To avoid being killed, Ahab entered the battle incognito, putting Jehoshaphat in his place at the head of the army. Benhadad had ordered his men to concentrate their attack on King Ahab, ignoring every other battle objective. Mistaking King Jehoshaphat for Ahab, Benhadad's men charged him with their full force. Under extreme attack, Jehoshaphat shouted to the LORD for rescue. Benhadad's men realized that idol-addicted Ahab would never appeal to the LORD, so they abandoned the attack and searched elsewhere for Ahab.
They never found him. However, Ahab was struck by a random arrow and mortally wounded, and he instructed his charioteer to take him home. He died outside the palace, in Naboth's field; and dogs licked up his blood, as Elijah had prophesied.

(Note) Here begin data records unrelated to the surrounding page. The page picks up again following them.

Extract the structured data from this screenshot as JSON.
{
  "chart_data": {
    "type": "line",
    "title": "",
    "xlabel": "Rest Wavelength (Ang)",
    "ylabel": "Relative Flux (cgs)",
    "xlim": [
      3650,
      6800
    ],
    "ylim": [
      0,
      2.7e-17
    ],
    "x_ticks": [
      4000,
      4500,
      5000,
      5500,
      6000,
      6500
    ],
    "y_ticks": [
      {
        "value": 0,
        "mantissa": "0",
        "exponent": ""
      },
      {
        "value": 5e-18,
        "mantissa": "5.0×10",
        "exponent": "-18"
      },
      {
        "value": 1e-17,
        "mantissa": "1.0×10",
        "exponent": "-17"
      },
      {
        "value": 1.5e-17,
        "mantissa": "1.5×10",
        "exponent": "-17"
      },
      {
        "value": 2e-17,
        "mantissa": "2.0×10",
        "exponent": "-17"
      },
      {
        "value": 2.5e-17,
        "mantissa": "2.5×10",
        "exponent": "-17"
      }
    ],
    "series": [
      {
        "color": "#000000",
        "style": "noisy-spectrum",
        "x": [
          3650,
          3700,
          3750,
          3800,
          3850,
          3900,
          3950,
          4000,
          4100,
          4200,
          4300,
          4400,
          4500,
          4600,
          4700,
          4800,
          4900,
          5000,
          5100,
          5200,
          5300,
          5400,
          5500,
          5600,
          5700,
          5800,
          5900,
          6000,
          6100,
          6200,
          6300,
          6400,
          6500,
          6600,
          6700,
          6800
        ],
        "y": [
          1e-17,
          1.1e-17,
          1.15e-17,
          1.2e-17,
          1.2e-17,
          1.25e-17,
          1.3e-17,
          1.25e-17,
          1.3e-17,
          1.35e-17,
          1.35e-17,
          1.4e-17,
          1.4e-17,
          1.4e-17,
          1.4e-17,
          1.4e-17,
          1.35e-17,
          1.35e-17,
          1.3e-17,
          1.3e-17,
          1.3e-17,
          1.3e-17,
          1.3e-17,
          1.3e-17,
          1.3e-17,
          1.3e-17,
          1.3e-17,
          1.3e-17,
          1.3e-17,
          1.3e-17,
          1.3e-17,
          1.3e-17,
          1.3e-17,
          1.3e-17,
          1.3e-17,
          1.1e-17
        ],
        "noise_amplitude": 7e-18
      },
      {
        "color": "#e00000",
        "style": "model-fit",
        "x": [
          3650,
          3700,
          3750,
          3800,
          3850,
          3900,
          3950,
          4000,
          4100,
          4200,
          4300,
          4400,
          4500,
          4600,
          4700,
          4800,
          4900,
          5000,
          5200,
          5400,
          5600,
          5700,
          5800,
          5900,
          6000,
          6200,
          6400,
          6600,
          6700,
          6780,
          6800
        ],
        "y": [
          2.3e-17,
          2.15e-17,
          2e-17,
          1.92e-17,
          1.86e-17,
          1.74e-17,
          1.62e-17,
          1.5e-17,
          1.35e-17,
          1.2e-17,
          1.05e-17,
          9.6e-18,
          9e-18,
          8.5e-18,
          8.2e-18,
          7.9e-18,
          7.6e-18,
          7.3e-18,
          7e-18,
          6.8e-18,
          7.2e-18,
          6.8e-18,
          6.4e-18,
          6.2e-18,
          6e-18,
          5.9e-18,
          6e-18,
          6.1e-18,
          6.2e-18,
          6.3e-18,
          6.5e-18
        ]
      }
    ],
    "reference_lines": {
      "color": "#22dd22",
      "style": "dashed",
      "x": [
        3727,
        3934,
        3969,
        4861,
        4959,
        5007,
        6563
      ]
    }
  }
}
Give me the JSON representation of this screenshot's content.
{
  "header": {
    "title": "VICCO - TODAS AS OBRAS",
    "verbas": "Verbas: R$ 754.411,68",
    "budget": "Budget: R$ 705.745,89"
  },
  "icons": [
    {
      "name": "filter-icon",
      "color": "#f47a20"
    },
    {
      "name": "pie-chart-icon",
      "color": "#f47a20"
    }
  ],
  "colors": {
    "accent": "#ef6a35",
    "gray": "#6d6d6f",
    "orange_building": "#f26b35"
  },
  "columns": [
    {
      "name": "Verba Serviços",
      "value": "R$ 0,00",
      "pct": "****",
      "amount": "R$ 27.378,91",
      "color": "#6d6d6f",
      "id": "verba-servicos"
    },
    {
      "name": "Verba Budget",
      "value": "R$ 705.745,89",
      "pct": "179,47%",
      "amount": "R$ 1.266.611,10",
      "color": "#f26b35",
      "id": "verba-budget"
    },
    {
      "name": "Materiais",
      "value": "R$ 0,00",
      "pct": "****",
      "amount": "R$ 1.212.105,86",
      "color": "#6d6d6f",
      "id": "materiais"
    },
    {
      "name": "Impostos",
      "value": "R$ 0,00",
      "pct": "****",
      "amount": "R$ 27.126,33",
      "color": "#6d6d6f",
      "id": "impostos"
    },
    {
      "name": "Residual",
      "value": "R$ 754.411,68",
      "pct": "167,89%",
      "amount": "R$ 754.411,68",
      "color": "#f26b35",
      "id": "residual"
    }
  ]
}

Years later, an army captain named Jehu, acting on the LORD's instructions, ordered all Ahab's descendents slain. He also ordered Jezebel thrown from an upstairs window; she died from the fall. Jehu sent men to bury her, but they found only traces of her body, which had been eaten by dogs, further fulfilling Elijah's prophecy.Source: 1 Kings 22:1-40; 2 Chronicles 18
God appealed to King Ahab many times, many ways: with a famine, a miraculous fire set to a sacrifice, against-the-odds military victories, ordinary spoken appeals, and more. What level of importance does God place on getting through to his people?
In spite of a lifetime of ongoing evil habits, hatred of God, and even murder, when Ahab had a moment of true repentance, God immediately seized on it. Will God forgive someone after they have rejected him for a lifetime?